Lange Strecken von Rezitativen und Ariosi helfen kaum der Bühnen-Wirksamkeit der Oper. Der Titelheld hat keine einzige wirkliche Arie zu singen, sondern ist nur in Duetten, Terzetten und Ensembles zu hören, weshalb sich nur wenige Baritone um die Rolle reißen. Der Rollenträger muß eine außergewöhnliche Bühnenpersönlichkeit sein. Die weibliche Hauptrolle der Mathilde ist nicht zu schwer, braucht aber eine sehr ausdrucksvolle Sängerin, um die Rolle vor der Verkitschung zu retten. Der Tenorpart des Arnold ist absolut mörderisch mit hohen “C” und “Cis” gespickt (für Adolphe Nourritt geschrieben!), was nicht jedem Tenor gegeben ist und daher der Zahl der Aufführungen nicht sonderlich behilflich ist. “Guillaume Tell” aufzuführen ist also ein riskantes Unternehmen.

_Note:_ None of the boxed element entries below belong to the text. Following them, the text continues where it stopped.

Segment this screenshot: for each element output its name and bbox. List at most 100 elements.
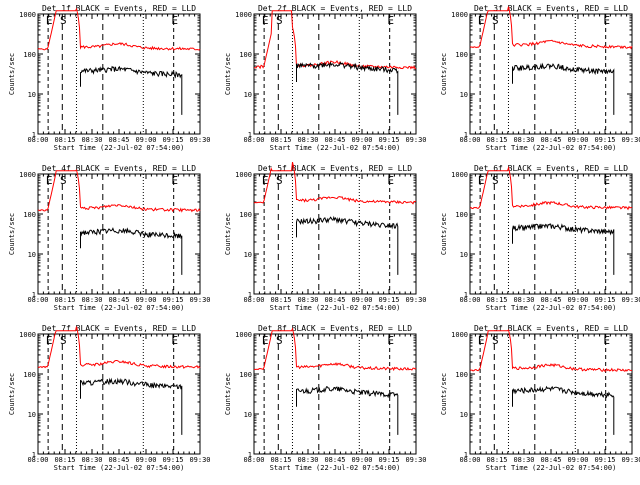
x-tick-label: 08:00 [27,296,48,304]
x-tick-label: 08:45 [108,456,129,464]
y-tick-label: 100 [239,371,252,379]
x-tick-label: 08:00 [459,456,480,464]
series-events-line [296,215,399,275]
panel-5: Det 5f BLACK = Events, RED = LLD 1 10 100 10… [224,161,427,312]
event-marker-e: E [478,14,485,27]
y-axis-label: Counts/sec [8,213,16,255]
x-tick-label: 08:30 [81,136,102,144]
y-tick-label: 1 [464,451,468,459]
series-lld-line [469,329,633,372]
event-marker-e: E [46,14,53,27]
y-tick-label: 10 [244,411,252,419]
x-tick-label: 08:45 [540,456,561,464]
x-tick-label: 08:15 [270,136,291,144]
x-axis-label: Start Time (22-Jul-02 07:54:00) [486,144,617,152]
y-tick-label: 1 [464,291,468,299]
x-tick-label: 09:30 [189,296,210,304]
x-tick-label: 09:00 [351,136,372,144]
event-marker-e: E [603,334,610,347]
series-events-line [512,385,615,435]
series-lld-line [469,165,633,211]
x-tick-label: 09:30 [621,456,640,464]
x-tick-label: 08:15 [486,456,507,464]
event-marker-e: E [387,174,394,187]
y-tick-label: 100 [23,371,36,379]
x-tick-label: 08:15 [54,456,75,464]
x-tick-label: 09:00 [351,296,372,304]
x-tick-label: 08:45 [324,456,345,464]
x-tick-label: 09:00 [135,136,156,144]
y-tick-label: 1 [248,131,252,139]
x-tick-label: 08:30 [513,136,534,144]
y-tick-label: 10 [244,251,252,259]
x-tick-label: 08:15 [270,296,291,304]
event-marker-s: S [492,334,499,347]
event-marker-e: E [171,14,178,27]
y-tick-label: 100 [23,211,36,219]
event-marker-e: E [387,14,394,27]
y-axis-label: Counts/sec [8,53,16,95]
y-tick-label: 1000 [235,171,252,179]
event-marker-s: S [276,334,283,347]
x-tick-label: 08:45 [324,136,345,144]
x-tick-label: 09:15 [162,136,183,144]
event-marker-e: E [46,334,53,347]
x-tick-label: 08:30 [513,456,534,464]
x-tick-label: 08:00 [243,296,264,304]
x-tick-label: 09:30 [405,456,426,464]
x-tick-label: 09:15 [378,136,399,144]
x-tick-label: 08:00 [243,456,264,464]
x-tick-label: 09:30 [621,136,640,144]
x-tick-label: 08:30 [81,296,102,304]
panel-title: Det 8f BLACK = Events, RED = LLD [258,324,412,333]
y-tick-label: 1000 [19,331,36,339]
x-axis-label: Start Time (22-Jul-02 07:54:00) [54,144,185,152]
x-tick-label: 08:15 [54,296,75,304]
y-tick-label: 10 [244,91,252,99]
x-tick-label: 09:00 [135,456,156,464]
y-tick-label: 100 [239,211,252,219]
x-tick-label: 08:00 [459,136,480,144]
x-tick-label: 09:30 [189,136,210,144]
y-tick-label: 1000 [19,11,36,19]
event-marker-s: S [276,14,283,27]
x-tick-label: 09:15 [378,296,399,304]
y-tick-label: 1000 [451,331,468,339]
event-marker-e: E [46,174,53,187]
x-tick-label: 08:15 [54,136,75,144]
y-axis-label: Counts/sec [224,213,232,255]
x-tick-label: 08:00 [459,296,480,304]
series-events-line [296,61,399,115]
x-tick-label: 09:00 [567,296,588,304]
event-marker-e: E [387,334,394,347]
x-tick-label: 09:15 [594,456,615,464]
x-tick-label: 08:00 [243,136,264,144]
panel-title: Det 9f BLACK = Events, RED = LLD [474,324,628,333]
x-tick-label: 09:00 [567,456,588,464]
x-tick-label: 08:30 [513,296,534,304]
event-marker-s: S [276,174,283,187]
y-tick-label: 1000 [19,171,36,179]
y-tick-label: 100 [455,371,468,379]
series-lld-line [37,169,201,213]
y-axis-label: Counts/sec [440,213,448,255]
y-tick-label: 10 [28,91,36,99]
x-tick-label: 09:30 [405,136,426,144]
panel-7: Det 7f BLACK = Events, RED = LLD 1 10 100 10… [8,324,211,472]
panel-1: Det 1f BLACK = Events, RED = LLD 1 10 100 10… [8,4,211,152]
event-marker-e: E [171,174,178,187]
x-axis-label: Start Time (22-Jul-02 07:54:00) [486,464,617,472]
y-tick-label: 10 [28,251,36,259]
panel-title: Det 5f BLACK = Events, RED = LLD [258,164,412,173]
series-lld-line [37,7,201,51]
event-marker-s: S [60,174,67,187]
x-tick-label: 08:30 [297,296,318,304]
series-lld-line [253,327,417,372]
panel-6: Det 6f BLACK = Events, RED = LLD 1 10 100 10… [440,164,640,312]
panel-4: Det 4f BLACK = Events, RED = LLD 1 10 100 10… [8,164,211,312]
x-axis-label: Start Time (22-Jul-02 07:54:00) [54,304,185,312]
x-tick-label: 09:15 [162,296,183,304]
x-tick-label: 08:30 [81,456,102,464]
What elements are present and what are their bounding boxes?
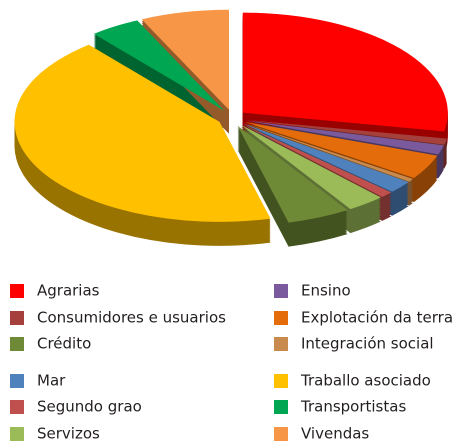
legend-label: Agrarias	[37, 282, 100, 300]
slice	[241, 123, 392, 197]
legend-label: Ensino	[301, 282, 351, 300]
legend-label: Mar	[37, 372, 66, 390]
slice	[14, 44, 271, 222]
slice	[93, 20, 225, 111]
legend-label: Consumidores e usuarios	[37, 309, 226, 327]
legend-swatch	[274, 284, 288, 298]
legend-swatch	[274, 374, 288, 388]
slice	[244, 121, 438, 179]
legend-label: Integración social	[301, 335, 434, 353]
legend-label: Traballo asociado	[300, 372, 431, 390]
legend-swatch	[274, 400, 288, 414]
legend-swatch	[10, 337, 24, 351]
legend-swatch	[10, 374, 24, 388]
legend-swatch	[10, 284, 24, 298]
slice	[141, 9, 229, 110]
legend-label: Explotación da terra	[301, 309, 453, 327]
slice	[245, 120, 444, 155]
slice	[242, 123, 409, 192]
legend-swatch	[274, 311, 288, 325]
legend-label: Segundo grao	[37, 398, 142, 416]
legend-swatch	[10, 427, 24, 441]
slice	[245, 119, 448, 145]
legend-label: Servizos	[37, 425, 100, 443]
legend-label: Vivendas	[301, 425, 369, 443]
legend-swatch	[10, 311, 24, 325]
slice	[243, 122, 414, 182]
slice	[242, 12, 448, 132]
legend-swatch	[10, 400, 24, 414]
slice	[240, 124, 381, 210]
legend-swatch	[274, 427, 288, 441]
legend-swatch	[274, 337, 288, 351]
legend-label: Crédito	[37, 335, 91, 353]
slice	[237, 125, 348, 223]
legend-label: Transportistas	[300, 398, 406, 416]
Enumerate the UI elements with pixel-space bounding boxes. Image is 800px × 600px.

Die neue Produktion war Francesca ZAMBELLO anvertraut worden. Von böse Zungen wegen ihrer Vorliebe für die Bühnenmaschinerie der Bastille Oper “Cecile de Mille der Oper” genannt, strapazierte sie diesmal die Technik nicht sehr. Sehr überarbeitet hat sich Frau Zambello nicht. Da sie sehr gefragt ist (sie hat im Februar an der Met Berlioz‘ “Les Troyens” inszeniert, wahrlich keine Kammeroper), hat sie sich in Paris (mit zwei Regieassistenten) aufs Wesentliche beschränkt. Die Chöre wurden sichtlich bevorzugt und die Solisten eher sich selbst überlassen, was man bemerkte. Der Rütli-Schwur beschränkte sich auf Fahnenschwingen. Die symbolistischen Bühnenbilder von Peter DAVISON bestehen essentiell aus Latten, zusammengeklebt werden Bäume heraus geschnitten, in Flächen genagelt werden daraus Wände. Von einem besonders häßlichen grünen Hügel beobachten die Schweizer Tells Rettung. Daneben steht auf einem ca. fünf Meter hohen, unglücklichen Gestell ein winziges Bauernhaus (man denkt an eine Kuckucksuhr!), das im 4. Akt abbrennt, um das Zeichen für den Aufstand zu geben.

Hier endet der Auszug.